The first part is quite straightforward. Simply use the provided hint twice:

$$ \begin{aligned} P\left(A\cap B\cap C\right) &=P(C\mid A\cap B)\cdot P(A\cap B)\\ &=P(C\mid A\cap B)\cdot P(B\mid A) \cdot P(A)\\ &=0.20\cdot0.75\cdot0.30\\ &=0.045 \end{aligned} $$

Part B

I am going to divide the second part into multiple steps.
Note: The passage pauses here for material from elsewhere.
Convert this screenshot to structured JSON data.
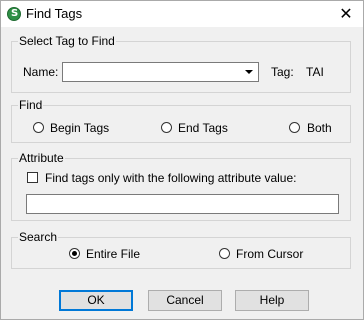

The first step is using the complement to obtain the probability of $A'$:

$$ \begin{aligned} P(A') &= 1-P(A)\\ &= 0.70 \end{aligned} $$

Next, we can also use complement to find the following conditional probabilities' complements:

$$ \begin{aligned} P(B'\mid A\phantom{'})&=1-P(B\mid A\phantom{'})\\ &=0.25\\\\ P(B'\mid A')&=1-P(B\mid A')\\ &=0.80\\ \end{aligned} $$

Using Bayesian formula just like the first part, we get:

$$ \begin{aligned} P(A\phantom{'}\cap B')&=P(B'\mid A\phantom{'})\cdot P(A\phantom{'})\\ &=0.25\cdot0.30\\ &=0.075\\\\ P(A'\cap B')&=P(B'\mid A')\cdot P(A')\\ &=0.80\cdot0.70\\ &=0.56 \end{aligned} $$

Last, we use $A\cup A'=S$:

$$ \begin{aligned} P(C\cap B') &=P(C\cap A\cap B') + P(C\cap A'\cap B')\\ &=P(C\mid A\cap B')\cdot P(A\cap B') + P(C\mid A'\cap B')\cdot P(A'\cap B')\\ &=0.80\cdot0.075+0.90\cdot0.56\\ &=0.564 \end{aligned} $$